Winter weather can present extreme safety challenges for workers on home building jobsites, both outside and within the structure. With rapidly changing and dangerous conditions occurring outdoors, and hidden hazards inside structures, working in temperatures below freezing requires a plan.

As temperatures drop and wind speed increases, heat leaves the body more rapidly. This can lead to cold-induced injuries including hypothermia, which occurs when skin temperature lowers leading to declining internal body temperature and frostbite. Hypothermia and other similar medical emergencies could lead to serious lasting health problems and may even cause death.

Winter weather can also present risks to those working inside structures. The use of space heaters can present an elevated fire risk, so appropriate caution and constant monitoring should always be used when these devices are in operation. Another common risk is carbon monoxide poisoning when fuel-burning equipment and tools are used in buildings or semi-enclosed spaces without adequate ventilation.
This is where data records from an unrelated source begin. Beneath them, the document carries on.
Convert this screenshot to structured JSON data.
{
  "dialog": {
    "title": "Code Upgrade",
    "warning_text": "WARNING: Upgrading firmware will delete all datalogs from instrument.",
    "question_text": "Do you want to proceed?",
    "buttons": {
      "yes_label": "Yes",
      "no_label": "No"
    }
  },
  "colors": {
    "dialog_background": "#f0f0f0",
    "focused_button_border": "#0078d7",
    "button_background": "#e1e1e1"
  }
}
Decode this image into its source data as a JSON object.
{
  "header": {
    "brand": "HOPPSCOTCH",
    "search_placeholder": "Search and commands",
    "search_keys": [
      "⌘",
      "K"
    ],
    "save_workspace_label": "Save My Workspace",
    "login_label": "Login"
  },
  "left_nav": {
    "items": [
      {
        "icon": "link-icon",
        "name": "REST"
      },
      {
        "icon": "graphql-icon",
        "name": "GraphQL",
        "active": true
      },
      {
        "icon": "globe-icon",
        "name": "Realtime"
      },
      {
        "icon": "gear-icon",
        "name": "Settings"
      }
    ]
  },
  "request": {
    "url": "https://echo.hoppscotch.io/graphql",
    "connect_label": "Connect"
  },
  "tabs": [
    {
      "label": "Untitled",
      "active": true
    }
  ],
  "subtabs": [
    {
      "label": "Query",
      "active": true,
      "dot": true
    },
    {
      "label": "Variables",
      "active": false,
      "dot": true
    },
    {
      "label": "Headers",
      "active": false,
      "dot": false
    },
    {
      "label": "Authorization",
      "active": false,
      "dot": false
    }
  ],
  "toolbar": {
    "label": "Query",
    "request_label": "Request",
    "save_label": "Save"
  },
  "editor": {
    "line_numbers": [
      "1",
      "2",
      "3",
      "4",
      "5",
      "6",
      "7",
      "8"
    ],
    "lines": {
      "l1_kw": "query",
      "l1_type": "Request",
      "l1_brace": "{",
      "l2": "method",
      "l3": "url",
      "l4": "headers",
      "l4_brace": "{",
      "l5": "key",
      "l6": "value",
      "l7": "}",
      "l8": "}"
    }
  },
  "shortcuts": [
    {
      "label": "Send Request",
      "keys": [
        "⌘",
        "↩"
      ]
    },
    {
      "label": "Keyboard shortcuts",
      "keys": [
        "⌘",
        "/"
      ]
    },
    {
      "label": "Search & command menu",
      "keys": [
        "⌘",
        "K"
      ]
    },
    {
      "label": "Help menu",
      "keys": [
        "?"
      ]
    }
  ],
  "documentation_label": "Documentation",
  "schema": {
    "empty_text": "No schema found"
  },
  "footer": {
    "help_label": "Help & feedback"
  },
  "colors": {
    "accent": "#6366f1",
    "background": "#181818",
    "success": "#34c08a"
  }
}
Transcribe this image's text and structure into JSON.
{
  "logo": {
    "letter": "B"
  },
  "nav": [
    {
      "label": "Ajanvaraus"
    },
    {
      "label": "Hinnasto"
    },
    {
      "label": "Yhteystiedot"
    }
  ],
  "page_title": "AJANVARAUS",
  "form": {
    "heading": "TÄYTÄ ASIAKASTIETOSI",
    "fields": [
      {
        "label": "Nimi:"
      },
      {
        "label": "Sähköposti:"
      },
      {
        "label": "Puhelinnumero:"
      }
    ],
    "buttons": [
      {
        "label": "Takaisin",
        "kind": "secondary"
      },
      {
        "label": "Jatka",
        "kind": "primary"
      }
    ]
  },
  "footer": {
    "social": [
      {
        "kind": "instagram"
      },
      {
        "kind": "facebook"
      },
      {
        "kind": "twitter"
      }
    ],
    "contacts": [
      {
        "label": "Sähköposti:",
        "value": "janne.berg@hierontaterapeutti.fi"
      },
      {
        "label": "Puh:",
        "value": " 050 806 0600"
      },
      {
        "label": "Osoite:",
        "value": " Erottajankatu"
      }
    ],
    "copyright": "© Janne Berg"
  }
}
These dangers increase during the winter months when this type of equipment is used in indoor areas that have been sealed tightly to block out cold temperatures and wind.

Preparation and planning is key to keeping the workers and the jobsite safe during the winter months. Here are some winter weather preparedness tips:

Stay aware of weather forecasts. Employers should watch the local weather and check the National Weather Service. If possible, schedule work during the warmest part of the day.

Limit exposure to the elements. When the wind and snow are blowing and temperatures are dangerously low, schedule outside work in shorter time blocks.

Require proper gear. Working outside during the winter requires the right gear for the job, including boots, heavy coats, gloves, hats and other essentials based on the weather. Encourage dressing in layers with a base layer of moisture-wicking fabrics to better handle temperature fluctuations and keep workers safe throughout the day, no matter the temperature.

Remove snow and ice. Snow can also hide dangerous materials that can fall to a lower level and injure a worker. Before work is started on a site, employers should ensure that snow is removed, sand is put down on walkways, and large patches of ice are chipped away.

Ensure adequate ventilation.When working inside structures during winter months, ensure that there is adequate ventilation for carbon monoxide or chemical fumes. Sources of carbon monoxide can include anything that uses combustion to operate, such as portable generators, space heaters, power tools, compressors, pumps, welding equipment, furnaces, gas-powered forklifts and motorized vehicles.

Inspect space heaters. Make sure electrical cords powering space heaters aren’t frayed or loosely connected. Also make sure the areas around heaters are free from debris and other potential fire fuels.

Inspect and prepare vehicles. Before heading into the winter, all work vehicles should be inspected to determine if they are fully functioning.

Educate workers on the signs of frostbite and hypothermia. Supervisors and workers need to know the symptoms of hypothermia and frostbite so that if anyone shows these signs, they can receive immediate medical attention.

When it comes to working in winter weather, taking the time to prepare or upgrade your safety plan before the temperatures drop and snows falls can help keep workers and the jobsite safe throughout the season.